# Archive for the ‘Programming’ Category

This article discusses (a problem that I recently solved on codility ).

The core of the problem is the following:
Given two non negative integers N and M, $1 \leq M \leq N \leq 2147483647$, the task is to check whether they have the same set of prime divisors.
A prime divisor of an integer P is a prime d s.t. $d \times k = P$ for some positive $k$. You are given up to $6 \times 10^3$ of such queries, and should return the total number of them that evaluates to true.

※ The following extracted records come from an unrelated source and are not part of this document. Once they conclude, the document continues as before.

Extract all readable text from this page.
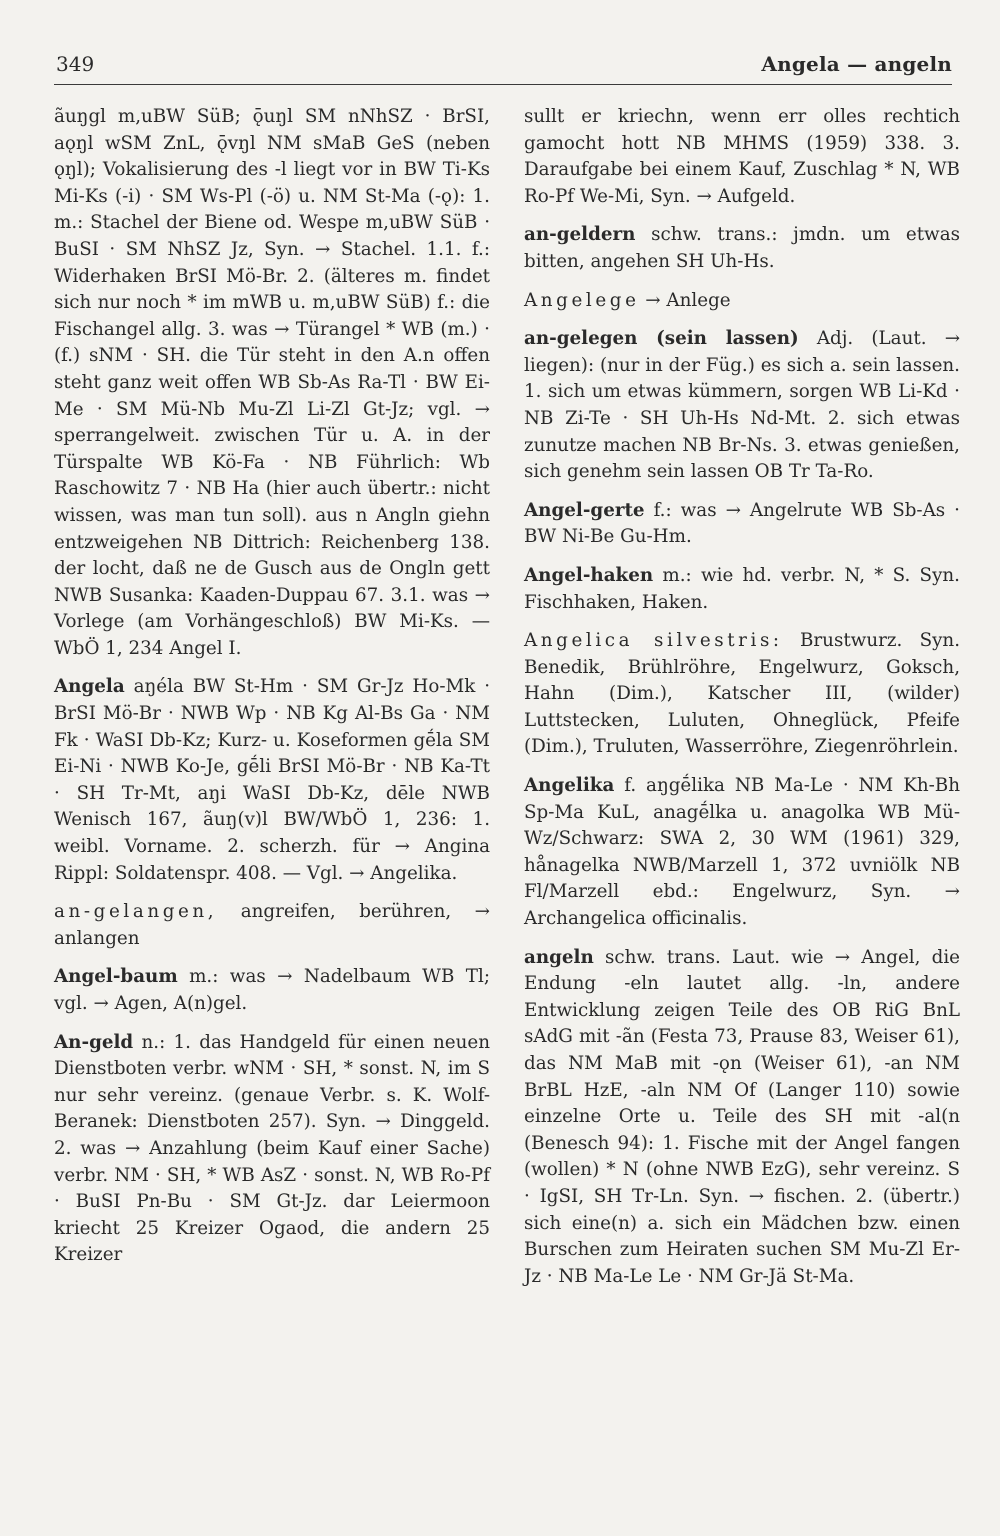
349	Angela — angeln

ãuŋgl m,uBW SüB; ǭuŋl SM nNhSZ · BrSI, aǫŋl wSM ZnL, ǭvŋl NM sMaB GeS (neben ǫŋl); Vokalisierung des -l liegt vor in BW Ti-Ks Mi-Ks (-i) · SM Ws-Pl (-ö) u. NM St-Ma (-ǫ): 1. m.: Stachel der Biene od. Wespe m,uBW SüB · BuSI · SM NhSZ Jz, Syn. → Stachel. 1.1. f.: Widerhaken BrSI Mö-Br. 2. (älteres m. findet sich nur noch * im mWB u. m,uBW SüB) f.: die Fischangel allg. 3. was → Türangel * WB (m.) · (f.) sNM · SH. die Tür steht in den A.n offen steht ganz weit offen WB Sb-As Ra-Tl · BW Ei-Me · SM Mü-Nb Mu-Zl Li-Zl Gt-Jz; vgl. → sperrangelweit. zwischen Tür u. A. in der Türspalte WB Kö-Fa · NB Führlich: Wb Raschowitz 7 · NB Ha (hier auch übertr.: nicht wissen, was man tun soll). aus n Angln giehn entzweigehen NB Dittrich: Reichenberg 138. der locht, daß ne de Gusch aus de Ongln gett NWB Susanka: Kaaden-Duppau 67. 3.1. was → Vorlege (am Vorhängeschloß) BW Mi-Ks. — WbÖ 1, 234 Angel I.

Angela aŋéla BW St-Hm · SM Gr-Jz Ho-Mk · BrSI Mö-Br · NWB Wp · NB Kg Al-Bs Ga · NM Fk · WaSI Db-Kz; Kurz- u. Koseformen gḗla SM Ei-Ni · NWB Ko-Je, gḗli BrSI Mö-Br · NB Ka-Tt · SH Tr-Mt, aŋi WaSI Db-Kz, dēle NWB Wenisch 167, ãuŋ(v)l BW/WbÖ 1, 236: 1. weibl. Vorname. 2. scherzh. für → Angina Rippl: Soldatenspr. 408. — Vgl. → Angelika.

an-gelangen, angreifen, berühren, → anlangen

Angel-baum m.: was → Nadelbaum WB Tl; vgl. → Agen, A(n)gel.

An-geld n.: 1. das Handgeld für einen neuen Dienstboten verbr. wNM · SH, * sonst. N, im S nur sehr vereinz. (genaue Verbr. s. K. Wolf-Beranek: Dienstboten 257). Syn. → Dinggeld. 2. was → Anzahlung (beim Kauf einer Sache) verbr. NM · SH, * WB AsZ · sonst. N, WB Ro-Pf · BuSI Pn-Bu · SM Gt-Jz. dar Leiermoon kriecht 25 Kreizer Ogaod, die andern 25 Kreizer

sullt er kriechn, wenn err olles rechtich gamocht hott NB MHMS (1959) 338. 3. Daraufgabe bei einem Kauf, Zuschlag * N, WB Ro-Pf We-Mi, Syn. → Aufgeld.

an-geldern schw. trans.: jmdn. um etwas bitten, angehen SH Uh-Hs.

Angelege → Anlege

an-gelegen (sein lassen) Adj. (Laut. → liegen): (nur in der Füg.) es sich a. sein lassen. 1. sich um etwas kümmern, sorgen WB Li-Kd · NB Zi-Te · SH Uh-Hs Nd-Mt. 2. sich etwas zunutze machen NB Br-Ns. 3. etwas genießen, sich genehm sein lassen OB Tr Ta-Ro.

Angel-gerte f.: was → Angelrute WB Sb-As · BW Ni-Be Gu-Hm.

Angel-haken m.: wie hd. verbr. N, * S. Syn. Fischhaken, Haken.

Angelica silvestris: Brustwurz. Syn. Benedik, Brühlröhre, Engelwurz, Goksch, Hahn (Dim.), Katscher III, (wilder) Luttstecken, Luluten, Ohneglück, Pfeife (Dim.), Truluten, Wasserröhre, Ziegenröhrlein.

Angelika f. aŋgḗlika NB Ma-Le · NM Kh-Bh Sp-Ma KuL, anagḗlka u. anagolka WB Mü-Wz/Schwarz: SWA 2, 30 WM (1961) 329, hånagelka NWB/Marzell 1, 372 uvniölk NB Fl/Marzell ebd.: Engelwurz, Syn. → Archangelica officinalis.

angeln schw. trans. Laut. wie → Angel, die Endung -eln lautet allg. -ln, andere Entwicklung zeigen Teile des OB RiG BnL sAdG mit -ãn (Festa 73, Prause 83, Weiser 61), das NM MaB mit -ǫn (Weiser 61), -an NM BrBL HzE, -aln NM Of (Langer 110) sowie einzelne Orte u. Teile des SH mit -al(n (Benesch 94): 1. Fische mit der Angel fangen (wollen) * N (ohne NWB EzG), sehr vereinz. S · IgSI, SH Tr-Ln. Syn. → fischen. 2. (übertr.) sich eine(n) a. sich ein Mädchen bzw. einen Burschen zum Heiraten suchen SM Mu-Zl Er-Jz · NB Ma-Le Le · NM Gr-Jä St-Ma.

For instance given if $N = 156$ and $M = 78$ then our function should return *true* because the set of prime divisor of $N$ is equal the
the set of primal divisor of $M$ i.e. $\{2,13,3\}$ while for $N=45$ and $M=120$ the function should return *false*.

## Smart (not enough) Brute Force approach

An easy approach in solving this problem could be computing by bruteforce the set of prime divisors of both numbers and compare them, and return true if they contains the same elements.
In order to achieve that we should:

1. compute the set of primes up to $L=max(N,M)$. There are approximately $\frac{L}{log (L - 1)}$ (Read here for a more info on this topic https://primes.utm.edu/howmany.html)
2. Using the Sieve of Έρατοσθένης approach we are able to compute it in $L \times (log (log (L)))$ time and space (see the following code).
3. 
void getPrimesSieve(vector<long long>&primes, const ll n) {
using ll = long;
vector<bool> nums(n + 1, true);
primes.push_back(2);
for (ll i = 3; i * i < n + 1; i += 2) {
if (nums[i]) {
for (ll j = i * i; j < n + 1; j += 2 * i) {
nums[j] = false;
}
}
}

for (ll i = 3 ; i <= n ; i += 2)
if (nums[i])
primes.push_back(i);
}

4. With the set of prime numbers in place then we can start finding the primal divisors. The following function computes the set of unique prime divisors of $p$ and stores them in $F$.
5. bool primalDivisors( long p , vector<long>& F, vector<long>& primes) {
int i = 0;
int c = 0;
if (i >= primes[primes.size()-1])
return false;
while (p > 1) {
if (p % primes[i] == 0)
{
c++;
p /= primes[i];
}
else
{
if (c > 0) {
F.push_back(primes[i]);
c = 0;
}
i++;
}
}
if (c > 0)
F.push_back(primes[i]);

return true;
}

6. Finally we can iterate among all the queries and count the number of pairs returning *true*.
7. int solution(vector<int>& A,vector<int>& B){
int LIM = -1;
int ans = 0;
LIM = max( *max_element(A.begin(), A.end()) ,*max_element(B.begin(), B.end()) ) ;
vector<int> primes;
getPrimesSieve(primes, LIM);

for (unsigned i = 0; i < A.size(); ++i)
{
vector<int> divA;
vector<int> divB;
primalDivisors(A[i] , divA, primes);
primalDivisors(B[i] , divB, primes);

//same set of divisors
if( divA == divB)
ans++;

}
return ans;
}


Altough this approach is correct, it is too slow. There are $\approx \frac{L}{log (L - 1)} = \frac{2147483647}{log (2147483647 - 1)} = 99940774$ primes up to $2147483647$. Since the primalDivisors function gets called up to $K=6000$ times and it has linear complexity then the overall time complexity is: $K \frac{L}{log (L - 1)}$ which translates to $\approx 6 \times 10^{11}$!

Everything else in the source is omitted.